Monday 23 April 2018

Parents are losing 75pc of appeals over school expulsions

Katherine Donnelly

PARENTS who challenge the expulsion of their child from secondary school are losing three out of four cases that go to a full hearing.

Expulsions from among the ranks of the 350,000 post-primary students are rare and usually for severe or persistent breaches of discipline.

In recent years, parents were given a legal right, under Section 29 of the Education Act, to appeal such decisions to a special Department of Education committee.

But latest figures show that parents who pursue cases all the way are overwhelmingly losing the argument.

When a student is expelled, efforts are made to find an alternative place in another school or in Youthreach, which provides an alternative to mainstream education.

Legislation requires children to remain in education until the age of 16 and the National Educational Welfare Board must be informed of a pending expulsion.

According to latest figures from the Department of Education, there were a total of 351 appeals against expulsion of second-level pupils between 2005 and 2009.

Some were withdrawn and others were resolved locally, but 271 went all the way to a full hearing of a Department of Education committee. Of those, 203 were not upheld, while just 68 went in favour of the parents.

In 2007, the legislation was amended to require appeal committees to take into account the needs of the wider school community when considering appeals against expulsion.

That followed a number of high-profile incidents, including the successful appeal against the expulsion of a 14-year-old student who had threatened a teacher with a hammer, stabbed a fellow pupil with a pen and was found in possession of knives on the school grounds.

The figures, released to Fine Gael education spokesperson Brian Hayes, also show a downward trend in the number of appeals against expulsions. There were only 56 in 2009, compared with 84 in 2006.

Section 29 also allows parents to appeal against a school's refusal to enrol or a decision to suspend a pupil for a period greater than 20 days.

Where an appeal against an expulsion is upheld by the committee, the secretary-general of the department can direct a school to enrol or reinstate a pupil.


Transparent policies on admissions and behaviour, that adhere to the law and have been applied in a fair manner, are the cornerstone of a school's defence against an appeal.

The Section 29 process has been the subject of a number of High Court rulings.

As a result, the department has instructed that a committee is confined to reviewing whether a school's board of management applied its policies correctly and lawfully and whether it acted in a reasonable and rational manner.

Ferdia Kelly, general secretary of the Joint Managerial Body, which represents two-thirds of second-level schools, said no school took a decision lightly to suspend or expel a pupil.

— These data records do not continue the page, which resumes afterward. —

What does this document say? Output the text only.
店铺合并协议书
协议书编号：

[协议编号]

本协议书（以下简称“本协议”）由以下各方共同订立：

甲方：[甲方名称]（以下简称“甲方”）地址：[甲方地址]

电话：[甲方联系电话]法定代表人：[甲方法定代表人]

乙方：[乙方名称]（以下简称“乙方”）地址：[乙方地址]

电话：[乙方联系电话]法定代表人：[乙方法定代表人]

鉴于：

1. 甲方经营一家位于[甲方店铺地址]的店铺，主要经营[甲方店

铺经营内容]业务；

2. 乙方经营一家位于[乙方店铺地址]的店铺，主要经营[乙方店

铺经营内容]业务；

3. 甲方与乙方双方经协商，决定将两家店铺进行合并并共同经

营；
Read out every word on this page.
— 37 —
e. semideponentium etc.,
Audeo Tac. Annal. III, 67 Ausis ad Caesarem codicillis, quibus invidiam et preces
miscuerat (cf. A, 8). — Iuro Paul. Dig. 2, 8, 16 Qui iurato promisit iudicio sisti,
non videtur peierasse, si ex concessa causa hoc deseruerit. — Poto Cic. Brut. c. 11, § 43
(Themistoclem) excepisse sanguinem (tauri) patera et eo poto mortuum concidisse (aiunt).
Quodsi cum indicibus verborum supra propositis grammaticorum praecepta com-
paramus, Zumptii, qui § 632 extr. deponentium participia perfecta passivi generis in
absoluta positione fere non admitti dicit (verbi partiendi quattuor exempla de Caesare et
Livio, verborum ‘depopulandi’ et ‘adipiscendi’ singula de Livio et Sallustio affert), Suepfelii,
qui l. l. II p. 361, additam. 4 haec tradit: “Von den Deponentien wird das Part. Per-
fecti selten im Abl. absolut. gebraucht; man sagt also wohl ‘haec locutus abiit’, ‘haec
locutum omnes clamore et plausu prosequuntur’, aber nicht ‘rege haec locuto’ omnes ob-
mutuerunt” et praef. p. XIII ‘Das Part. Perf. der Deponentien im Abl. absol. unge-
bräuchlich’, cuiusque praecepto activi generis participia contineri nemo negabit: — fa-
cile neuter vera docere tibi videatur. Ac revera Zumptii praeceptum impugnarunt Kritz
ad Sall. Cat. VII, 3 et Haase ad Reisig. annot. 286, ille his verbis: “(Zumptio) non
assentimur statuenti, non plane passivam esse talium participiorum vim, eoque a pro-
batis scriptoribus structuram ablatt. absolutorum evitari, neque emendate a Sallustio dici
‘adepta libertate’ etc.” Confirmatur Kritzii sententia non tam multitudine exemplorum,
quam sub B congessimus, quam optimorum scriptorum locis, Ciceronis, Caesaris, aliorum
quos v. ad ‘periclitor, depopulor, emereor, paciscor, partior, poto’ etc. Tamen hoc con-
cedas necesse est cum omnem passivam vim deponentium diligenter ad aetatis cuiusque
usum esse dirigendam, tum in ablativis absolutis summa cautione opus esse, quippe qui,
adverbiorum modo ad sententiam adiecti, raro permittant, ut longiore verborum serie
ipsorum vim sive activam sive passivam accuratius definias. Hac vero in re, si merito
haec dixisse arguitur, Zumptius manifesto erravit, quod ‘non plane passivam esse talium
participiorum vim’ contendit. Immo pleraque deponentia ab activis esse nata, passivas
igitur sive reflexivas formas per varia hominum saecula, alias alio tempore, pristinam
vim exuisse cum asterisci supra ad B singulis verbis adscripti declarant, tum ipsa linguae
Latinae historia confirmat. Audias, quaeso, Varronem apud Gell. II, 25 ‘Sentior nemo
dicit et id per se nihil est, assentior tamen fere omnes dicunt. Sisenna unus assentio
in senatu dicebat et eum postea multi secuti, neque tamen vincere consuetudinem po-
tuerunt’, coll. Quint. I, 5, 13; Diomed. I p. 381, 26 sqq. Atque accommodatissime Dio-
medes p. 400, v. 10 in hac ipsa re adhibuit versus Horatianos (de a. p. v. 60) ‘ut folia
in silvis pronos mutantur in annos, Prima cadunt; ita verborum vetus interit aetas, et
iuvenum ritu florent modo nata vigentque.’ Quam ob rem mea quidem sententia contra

Association of Secondary Teachers Ireland general-secretary John White said the figures showed that it was only when there was no alternative that schools reluctantly expelled or suspended pupils.

"Schools make every endeavour to cope with difficult and challenging pupils, but they also have to think of the great majority of pupils whose right to education may be damaged by disruptive pupils," he said.

Teachers Union of Ireland president Don Ryan said "decisions taken to suspend or expel pupils are taken in complete exasperation with the refusal to heed repeated requests for changed behaviour.

"It is important to make the distinction between boisterous behaviour and that which poses a risk to the health and safety of other pupils and school staff."